The portion of the purchase price to be paid in cash will be funded through the Company's current working capital and the proceeds of the brokered private placement described below.The Company's obligation to complete the purchase of the Property is subject to the Company receiving Exchange Approval of the Acquisition.
- A minimum of 20,000,000 and a maximum of 45,000,000 subscription receipts (the " Subscription Receipts") at a price of $0.20 per Subscription Receipt, where each Subscription Receipt will be automatically exchanged for one (1) unit (each a "Unit") in the capital of the Company upon completion of the Qualifying Transaction (the "Closing"), which will be evidenced by the publication of the Exchange Bulletin.

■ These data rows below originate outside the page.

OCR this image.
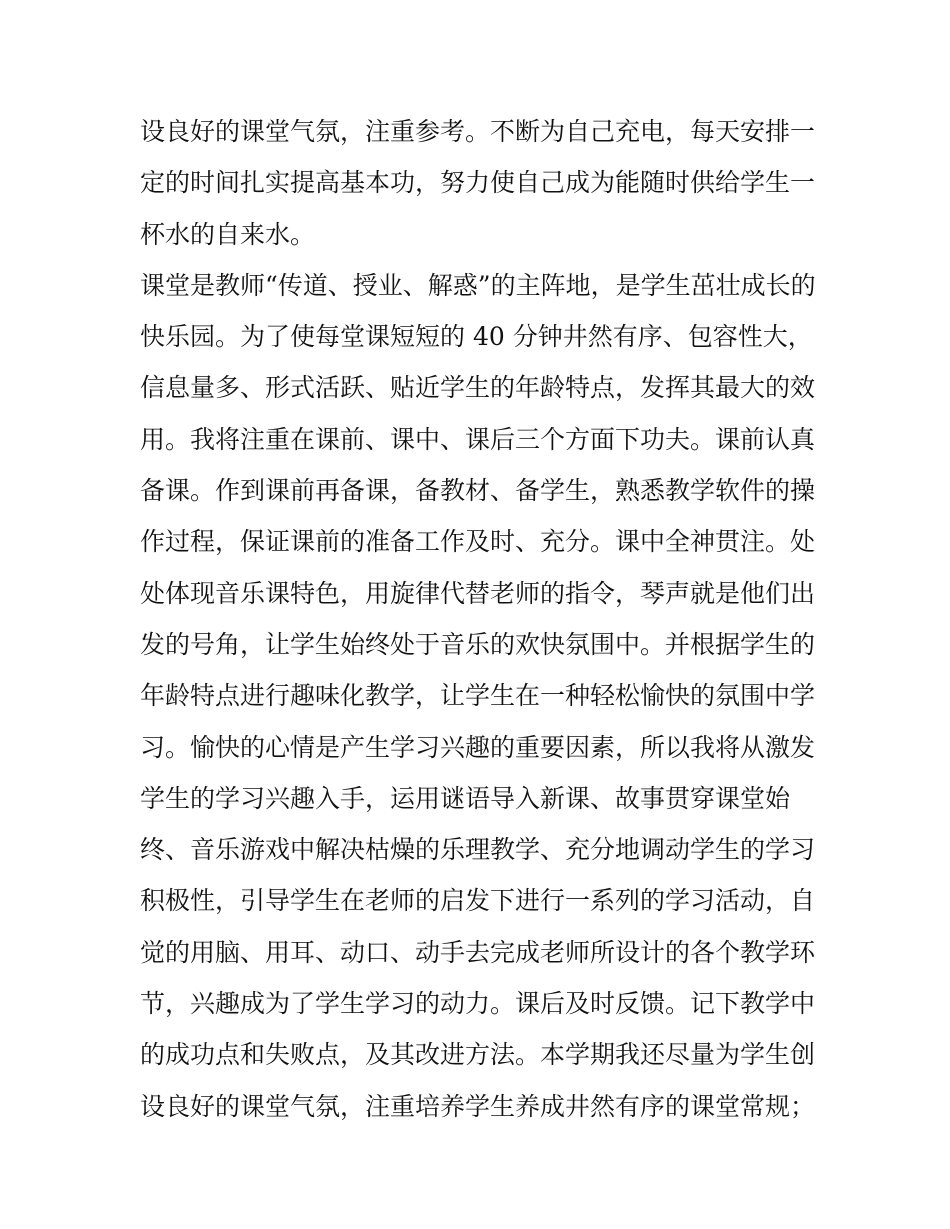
设良好的课堂气氛，注重参考。不断为自己充电，每天安排一
定的时间扎实提高基本功，努力使自己成为能随时供给学生一
杯水的自来水。
课堂是教师“传道、授业、解惑”的主阵地，是学生茁壮成长的
快乐园。为了使每堂课短短的 40 分钟井然有序、包容性大，
信息量多、形式活跃、贴近学生的年龄特点，发挥其最大的效
用。我将注重在课前、课中、课后三个方面下功夫。课前认真
备课。作到课前再备课，备教材、备学生，熟悉教学软件的操
作过程，保证课前的准备工作及时、充分。课中全神贯注。处
处体现音乐课特色，用旋律代替老师的指令，琴声就是他们出
发的号角，让学生始终处于音乐的欢快氛围中。并根据学生的
年龄特点进行趣味化教学，让学生在一种轻松愉快的氛围中学
习。愉快的心情是产生学习兴趣的重要因素，所以我将从激发
学生的学习兴趣入手，运用谜语导入新课、故事贯穿课堂始
终、音乐游戏中解决枯燥的乐理教学、充分地调动学生的学习
积极性，引导学生在老师的启发下进行一系列的学习活动，自
觉的用脑、用耳、动口、动手去完成老师所设计的各个教学环
节，兴趣成为了学生学习的动力。课后及时反馈。记下教学中
的成功点和失败点，及其改进方法。本学期我还尽量为学生创
设良好的课堂气氛，注重培养学生养成井然有序的课堂常规；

- Each Unit to be comprised of one common share of the Company (a " Unit Share") and one common share purchase warrant (each such whole warrant, a " Warrant").
- Each Warrant will entitle its holder to purchase one common share of the Company at an exercise price of $0.30 for a period of 36 months from the date of Closing.
- The Warrants will be subject to an accelerated expiry date if the Company's common shares trade at $0.40 or higher for a period of 20 consecutive trading days after the date that is 12 months after the date of Closing (the " Acceleration Right").
- The Company will pay MGI a cash commission of up to 8% of the aggregate proceeds raised under the Financing and issue MGI compensation options (the " Agent's Compensation Options") to purchase that number of units (the " Agent's Units") as is equal to up to 8% of the aggregate number of Units issued pursuant to the Financing, each Agent's Compensation Option being exercisable at an exercise price of $0.20 per Agent's Unit for a period of 36 months from date of Closing. Each Agent's Unit will be comprised of one common share of the Company and one common share purchase warrant of the Company (an " Agent's Warrant"), where each Agent's Warrant is exercisable into one common share of the Company at an exercise price of $0.30 for a period of 36 months from the date of Closing.
- The proceeds of the sale of the Subscription Receipts will be held in escrow (the " Escrowed Proceeds") pending publication of the Exchange Bulletin. Upon publication of the Exchange Bulletin, the Escrowed Proceeds will be released to the Company. Upon receipt of the Escrowed Proceeds, the Subscription Receipts will be automatically exchanged into the underlying Unit Shares and Warrants. Proceeds of the Financing will be used to fund the Acquisition, cover the costs of the Financing and for general working capital purposes.